Pick n Pay posts 18% jump in full-year earnings
Other retailers have struggled amid a slump in retail sales as South African consumers cut back to cope with high household debts.
JOHANNESBURG - Retailer Pick n Pay Stores Ltd on Friday reported an 18% jump in full-year earnings, as price cuts helped it attract highly cost-conscious shoppers and cope with the difficult trading conditions that have hit other retailers.
The country’s second-largest grocery store chain, which pitches itself as a more affordable alternative to the likes of Woolworths and Shoprite’s Checkers, said headline earnings per share (HEPS) were at 326.71 cents ($0.2274) for the 52 weeks to end-February, compared with 276.98 a year earlier.
HEPS is the main profit measure in South Africa that strips out certain one-off items.
In a statement, Pick n Pay CEO Richard Brasher thanked his staff for delivering an “outstanding result in a difficult economy”, attributing success to price cuts and efficiency gains.
“This result is built on a clear, long-term strategy to create a leaner and more cost-effective business,” he said, adding that Pick n Pay will also have good years in 2019 and beyond.
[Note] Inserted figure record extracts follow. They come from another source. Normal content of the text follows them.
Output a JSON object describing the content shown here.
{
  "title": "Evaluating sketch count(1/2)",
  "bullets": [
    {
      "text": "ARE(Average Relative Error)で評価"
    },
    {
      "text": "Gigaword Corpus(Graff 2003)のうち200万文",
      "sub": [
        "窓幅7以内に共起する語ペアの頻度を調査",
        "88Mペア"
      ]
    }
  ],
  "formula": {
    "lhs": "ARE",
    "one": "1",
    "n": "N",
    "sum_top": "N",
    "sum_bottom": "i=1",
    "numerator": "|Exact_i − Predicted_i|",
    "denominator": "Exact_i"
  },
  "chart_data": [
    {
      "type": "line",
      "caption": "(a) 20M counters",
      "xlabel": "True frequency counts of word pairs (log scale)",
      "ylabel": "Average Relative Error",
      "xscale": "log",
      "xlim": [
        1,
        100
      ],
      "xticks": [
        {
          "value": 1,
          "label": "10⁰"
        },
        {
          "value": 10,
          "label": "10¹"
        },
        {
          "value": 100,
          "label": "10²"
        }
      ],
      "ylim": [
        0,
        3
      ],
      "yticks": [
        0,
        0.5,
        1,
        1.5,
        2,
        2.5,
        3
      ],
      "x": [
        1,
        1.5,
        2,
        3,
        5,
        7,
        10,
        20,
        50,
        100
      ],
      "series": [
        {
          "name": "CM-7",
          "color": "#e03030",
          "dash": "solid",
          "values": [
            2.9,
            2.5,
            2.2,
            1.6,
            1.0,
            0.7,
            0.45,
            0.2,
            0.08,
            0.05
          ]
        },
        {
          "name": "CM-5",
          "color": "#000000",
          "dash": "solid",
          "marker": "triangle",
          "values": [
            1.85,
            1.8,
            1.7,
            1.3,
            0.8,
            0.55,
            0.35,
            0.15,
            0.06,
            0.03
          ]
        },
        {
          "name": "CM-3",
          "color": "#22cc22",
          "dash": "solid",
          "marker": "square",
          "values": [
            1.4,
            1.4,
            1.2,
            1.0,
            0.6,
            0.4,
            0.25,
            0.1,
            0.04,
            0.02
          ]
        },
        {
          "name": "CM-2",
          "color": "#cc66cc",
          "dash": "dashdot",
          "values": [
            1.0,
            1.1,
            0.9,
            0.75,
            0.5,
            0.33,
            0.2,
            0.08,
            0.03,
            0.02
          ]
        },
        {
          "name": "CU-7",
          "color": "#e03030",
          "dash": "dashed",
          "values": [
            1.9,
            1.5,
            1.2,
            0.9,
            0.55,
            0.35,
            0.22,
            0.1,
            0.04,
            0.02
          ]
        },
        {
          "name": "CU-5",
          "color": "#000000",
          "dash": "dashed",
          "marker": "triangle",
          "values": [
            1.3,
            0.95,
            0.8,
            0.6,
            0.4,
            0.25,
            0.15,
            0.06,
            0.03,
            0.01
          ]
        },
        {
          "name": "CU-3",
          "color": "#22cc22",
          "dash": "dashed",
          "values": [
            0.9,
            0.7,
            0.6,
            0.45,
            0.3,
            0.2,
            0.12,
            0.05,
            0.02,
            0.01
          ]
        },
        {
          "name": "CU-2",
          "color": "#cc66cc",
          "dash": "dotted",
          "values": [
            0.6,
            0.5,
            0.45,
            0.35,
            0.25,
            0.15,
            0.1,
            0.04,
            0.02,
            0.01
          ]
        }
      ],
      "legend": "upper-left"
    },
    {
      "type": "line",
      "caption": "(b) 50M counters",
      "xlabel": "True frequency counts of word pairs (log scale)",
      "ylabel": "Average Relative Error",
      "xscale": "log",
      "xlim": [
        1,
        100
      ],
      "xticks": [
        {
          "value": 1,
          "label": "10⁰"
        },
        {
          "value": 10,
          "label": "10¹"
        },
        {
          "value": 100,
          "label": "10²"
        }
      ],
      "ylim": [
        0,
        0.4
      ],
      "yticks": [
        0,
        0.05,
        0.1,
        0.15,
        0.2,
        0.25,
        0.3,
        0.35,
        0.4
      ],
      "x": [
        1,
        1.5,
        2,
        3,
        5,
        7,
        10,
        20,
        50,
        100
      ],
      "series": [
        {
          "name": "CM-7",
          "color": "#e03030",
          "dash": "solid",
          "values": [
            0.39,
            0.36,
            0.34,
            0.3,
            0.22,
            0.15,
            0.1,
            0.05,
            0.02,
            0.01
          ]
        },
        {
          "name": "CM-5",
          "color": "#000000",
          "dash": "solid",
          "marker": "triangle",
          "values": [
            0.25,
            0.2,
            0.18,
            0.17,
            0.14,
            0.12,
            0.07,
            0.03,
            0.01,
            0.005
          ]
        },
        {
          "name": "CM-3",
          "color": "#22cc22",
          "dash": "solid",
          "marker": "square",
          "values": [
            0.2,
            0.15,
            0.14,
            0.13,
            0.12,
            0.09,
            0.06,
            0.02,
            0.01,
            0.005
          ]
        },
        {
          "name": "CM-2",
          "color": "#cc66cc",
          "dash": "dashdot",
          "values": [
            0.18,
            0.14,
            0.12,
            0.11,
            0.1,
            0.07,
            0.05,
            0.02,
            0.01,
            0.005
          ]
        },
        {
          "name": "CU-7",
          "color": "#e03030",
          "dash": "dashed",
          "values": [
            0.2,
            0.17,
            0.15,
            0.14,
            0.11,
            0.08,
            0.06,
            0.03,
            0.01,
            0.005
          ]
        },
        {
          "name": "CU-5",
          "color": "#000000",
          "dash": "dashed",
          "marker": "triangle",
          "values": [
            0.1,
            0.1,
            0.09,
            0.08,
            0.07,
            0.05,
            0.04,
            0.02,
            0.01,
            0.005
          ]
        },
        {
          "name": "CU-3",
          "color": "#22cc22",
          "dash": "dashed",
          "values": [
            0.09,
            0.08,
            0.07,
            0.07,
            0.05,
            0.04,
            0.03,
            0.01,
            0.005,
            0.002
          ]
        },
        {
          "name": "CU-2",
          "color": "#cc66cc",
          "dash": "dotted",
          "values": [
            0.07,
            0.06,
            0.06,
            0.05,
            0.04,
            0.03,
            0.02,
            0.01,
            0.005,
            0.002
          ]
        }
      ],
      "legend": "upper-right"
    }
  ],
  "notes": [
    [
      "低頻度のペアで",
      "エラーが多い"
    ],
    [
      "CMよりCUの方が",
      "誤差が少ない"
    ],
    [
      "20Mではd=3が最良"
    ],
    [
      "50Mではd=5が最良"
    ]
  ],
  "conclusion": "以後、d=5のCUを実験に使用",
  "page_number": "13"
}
Other retailers have struggled amid a slump in retail sales as South African consumers cut back to cope with high household debts, a tax increase and higher prices on basics like fuel. Currency devaluations and trading conditions in markets elsewhere on the continent also hurt.
Pick n Pay said the conditions in countries including Botswana, Zambia and Zimbabwe had been challenging, dragging its earnings from the rest of the continent down 16.2%.
However, this was offset at home, where the company said its Pick n Pay and budget Boxer stores saw turnover rise at a “market-leading” rate of 7.1%.
In 2018, the retailer opened 130 stores and revamped 103. Pick n Pay follows a 52-week retail financial calendar, which requires the inclusion of an additional week every six years. Including the earnings for this extra week, HEPS rose by 25.2%.